Univ. cuts endowment payout rate

To ensure that the economic downturn does not adversely affect the stability of growth in the University's endowment spending, administrators have decided to lower the endowment's payout rate from 10 percent to about 3 percent.

The payout rate - the percentage of the endowment that contributes to the operating budget - is the cap on how much of the endowment can be spent in a given year. Administrators estimated that reducing it will mean the University will have tens of millions of dollars less to spend in the next fiscal year.

Executive Vice President Tallman Trask said that, ideally, the payout rate is determined so that it reduces the likelihood in the future that the University would have to cut the rate to zero or have negative growth.

When the endowment made a whopping 58.8 percent return on its investments three years ago, the 10 percent figure was especially prudent planning, administrators said. Because the University did not spend all of the return, much of that money is still in the long-term pool. Given the last two years, in which the endowment's long-term pool shrunk - by 4.6 percent in the 2000-01 fiscal year and by 3.8 percent in the 2001-02 fiscal year - administrators said the new adjustments to the payout rate were in order.

"The real question is how many years can you just let it run at 10 [percent]," Trask said. "We're just trying to keep the likelihood that we fall off the cliff as unlikely [as it was at 10 percent]."

Provost Peter Lange said the action should ensure steady growth through the next few years, allowing the University's spending to grow even if the national economic forecast remains poor.

Lange said that when the change was announced to deans in January, none of them objected - in fact, they welcomed the measure.

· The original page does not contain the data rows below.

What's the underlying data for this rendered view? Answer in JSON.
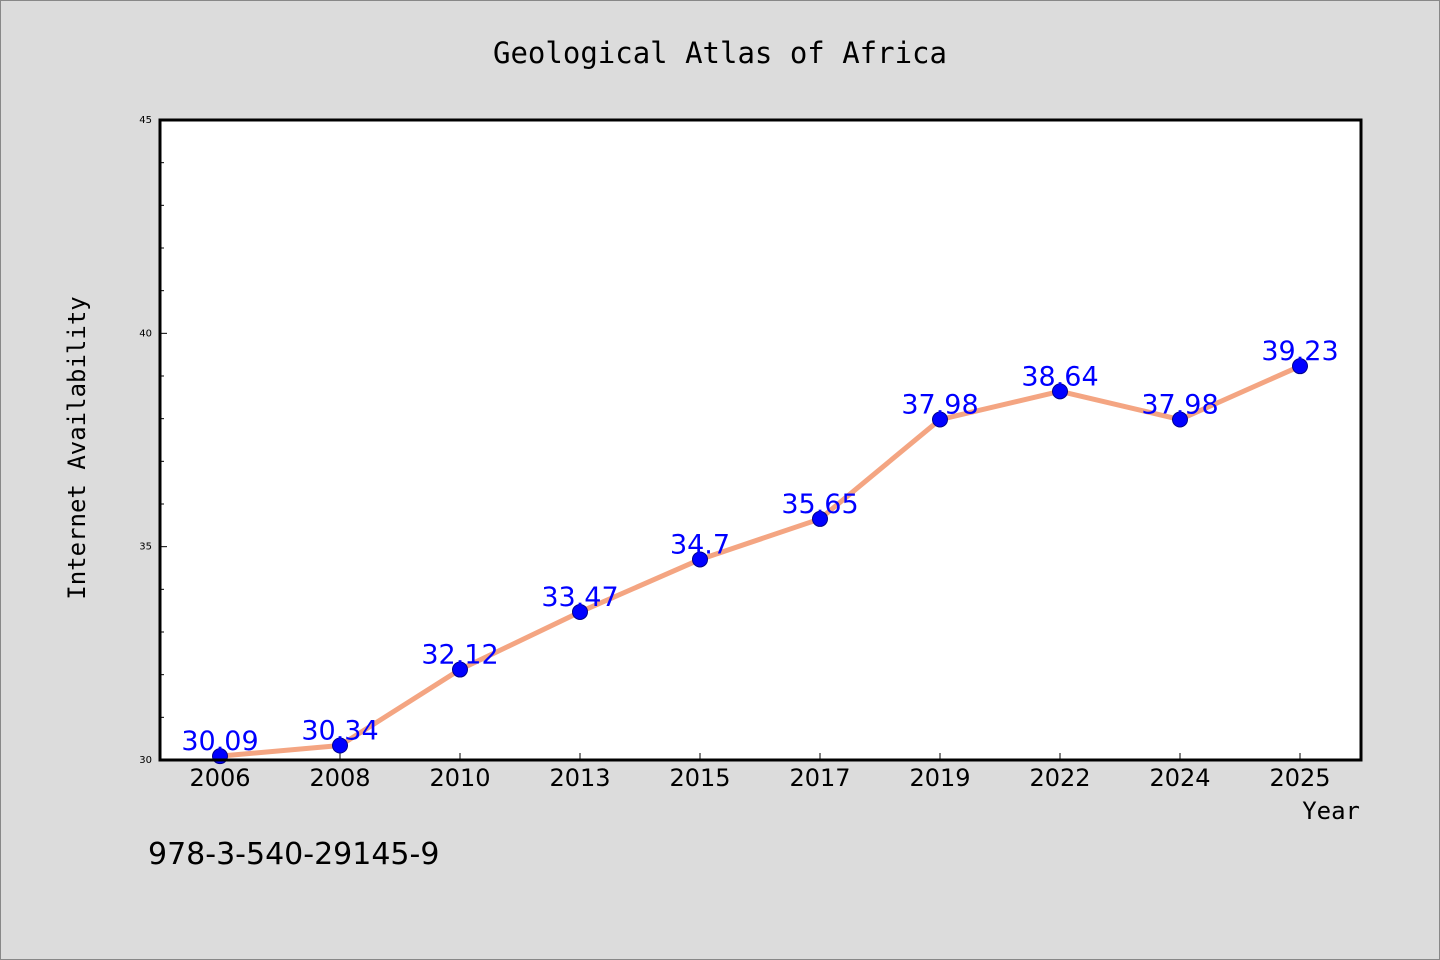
{
  "chart_data": {
    "type": "line",
    "title": "Geological Atlas of Africa",
    "xlabel": "Year",
    "ylabel": "Internet Availability",
    "categories": [
      "2006",
      "2008",
      "2010",
      "2013",
      "2015",
      "2017",
      "2019",
      "2022",
      "2024",
      "2025"
    ],
    "series": [
      {
        "values": [
          30.09,
          30.34,
          32.12,
          33.47,
          34.7,
          35.65,
          37.98,
          38.64,
          37.98,
          39.23
        ],
        "labels": [
          "30.09",
          "30.34",
          "32.12",
          "33.47",
          "34.7",
          "35.65",
          "37.98",
          "38.64",
          "37.98",
          "39.23"
        ]
      }
    ],
    "ylim": [
      30,
      45
    ],
    "yticks": [
      "30",
      "35",
      "40",
      "45"
    ],
    "grid": false,
    "legend": "none",
    "annotation": "978-3-540-29145-9",
    "colors": {
      "line": "#f4a582",
      "marker": "#0000ff",
      "marker_edge": "#00008b",
      "data_label": "#0000ff",
      "background": "#dcdcdc",
      "plot_background": "#ffffff"
    }
  }
}
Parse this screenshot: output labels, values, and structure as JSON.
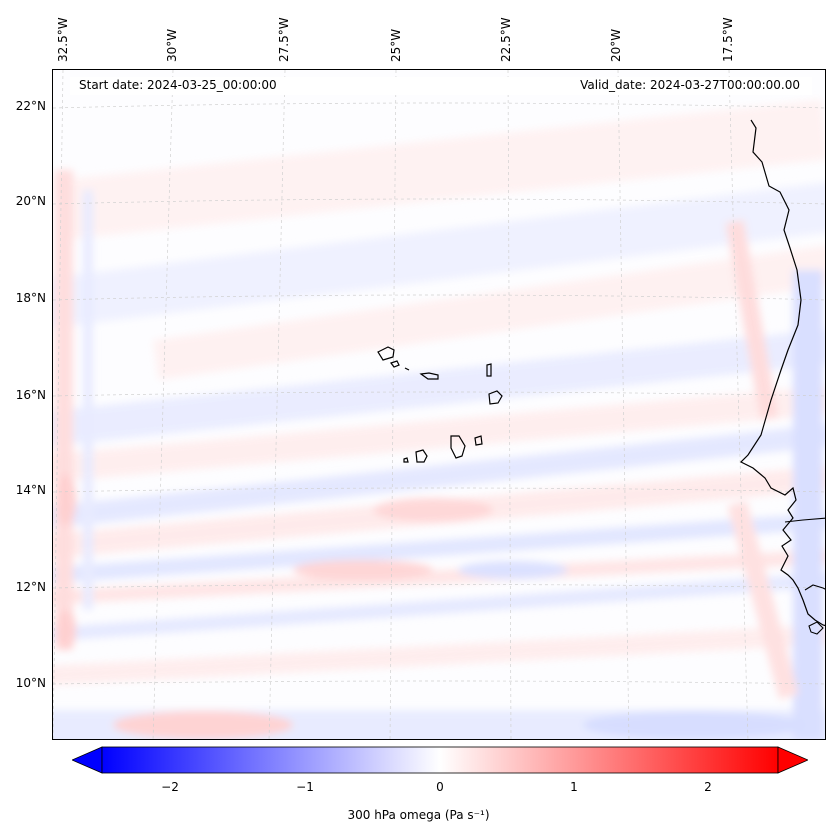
{
  "map": {
    "start_date_text": "Start date: 2024-03-25_00:00:00",
    "valid_date_text": "Valid_date: 2024-03-27T00:00:00.00",
    "longitude_labels": [
      "32.5°W",
      "30°W",
      "27.5°W",
      "25°W",
      "22.5°W",
      "20°W",
      "17.5°W"
    ],
    "latitude_labels": [
      "22°N",
      "20°N",
      "18°N",
      "16°N",
      "14°N",
      "12°N",
      "10°N"
    ],
    "extent": {
      "lon_min": -32.6,
      "lon_max": -15.8,
      "lat_min": 8.9,
      "lat_max": 22.8
    },
    "field_name": "300 hPa omega",
    "colormap": {
      "negative": "#0000ff",
      "zero": "#ffffff",
      "positive": "#ff0000"
    },
    "coastline_color": "#000000",
    "gridline_color": "#cccccc"
  },
  "colorbar": {
    "label": "300 hPa omega (Pa s⁻¹)",
    "range": [
      -2.5,
      2.5
    ],
    "ticks": [
      {
        "value": -2,
        "text": "−2"
      },
      {
        "value": -1,
        "text": "−1"
      },
      {
        "value": 0,
        "text": "0"
      },
      {
        "value": 1,
        "text": "1"
      },
      {
        "value": 2,
        "text": "2"
      }
    ],
    "extend": "both"
  }
}
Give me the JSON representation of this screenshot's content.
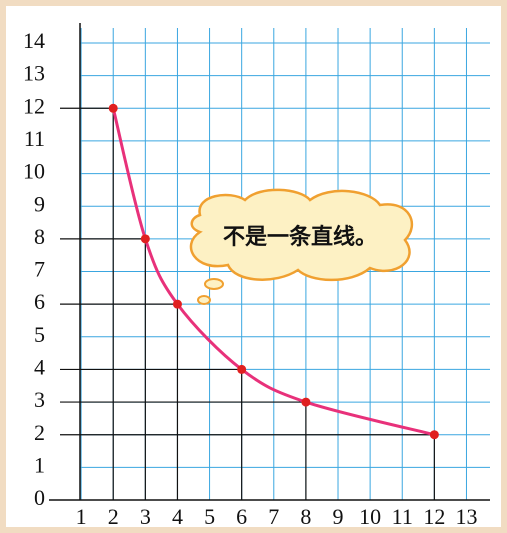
{
  "chart_data": {
    "type": "line",
    "annotation": "不是一条直线。",
    "x": [
      2,
      3,
      4,
      6,
      8,
      12
    ],
    "series": [
      {
        "color": "#e8317a",
        "marker_color": "#e02020",
        "values": [
          12,
          8,
          6,
          4,
          3,
          2
        ]
      }
    ],
    "xlim": [
      0,
      14.2
    ],
    "ylim": [
      0,
      14
    ],
    "xticks": [
      1,
      2,
      3,
      4,
      5,
      6,
      7,
      8,
      9,
      10,
      11,
      12,
      13
    ],
    "yticks": [
      0,
      1,
      2,
      3,
      4,
      5,
      6,
      7,
      8,
      9,
      10,
      11,
      12,
      13,
      14
    ],
    "grid": true,
    "grid_color": "#3aa6e0"
  }
}
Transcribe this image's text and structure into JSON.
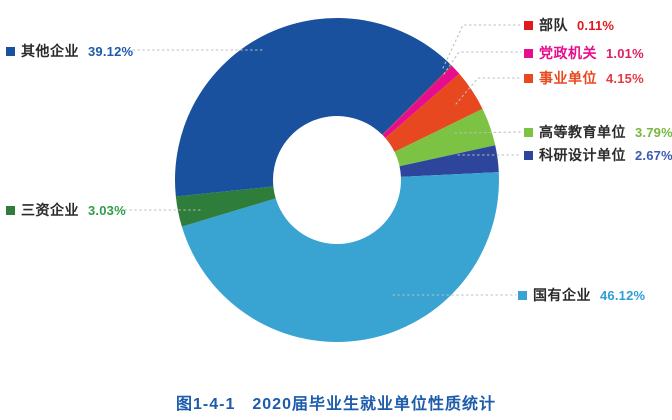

"We have no problem with that kind of intelligent planning," said William Chafe, dean of the faculty of arts and sciences.

Chafe said spending is based on a three-year rolling average of the endowment's performance and that next year, the 58.8 percent figure would no longer be part of the average.

"It's important to provide a hedge against a precipitous drop," he said. "You need to protect yourself against variances. It's meant to stabilize, meant to avoid significant dips and rises."

Trask said the Board of Trustees will discuss the action at its February meeting and ultimately make a decision as part of its budget deliberations at the May meeting.

"So far as we can tell we are one of the few universities in this position," Trask said. "Most are projecting flat distributions or reductions."

Duke's endowment, which is managed by its own Duke Management Company, is smaller than most of its peer universities - at $2.37 billion, it is dwarfed by Princeton University's $8.3 billion, Stanford University's $7.6 billion or Harvard University's $17.5 billion.

Nevertheless, administrators say that because of the smaller endowment size, Duke's spending is not tied so closely to the stock market, the ultimate performance of which determines how well the endowment's invested funds perform on a year-to-year basis.

"Ironically... given that we have a smaller endowment, we are less directly affected by the downturn than some of our peers that have a huge proportion of their resources every year coming from endowment income," said President Nan Keohane. "It means we're somewhat cushioned in the lean years."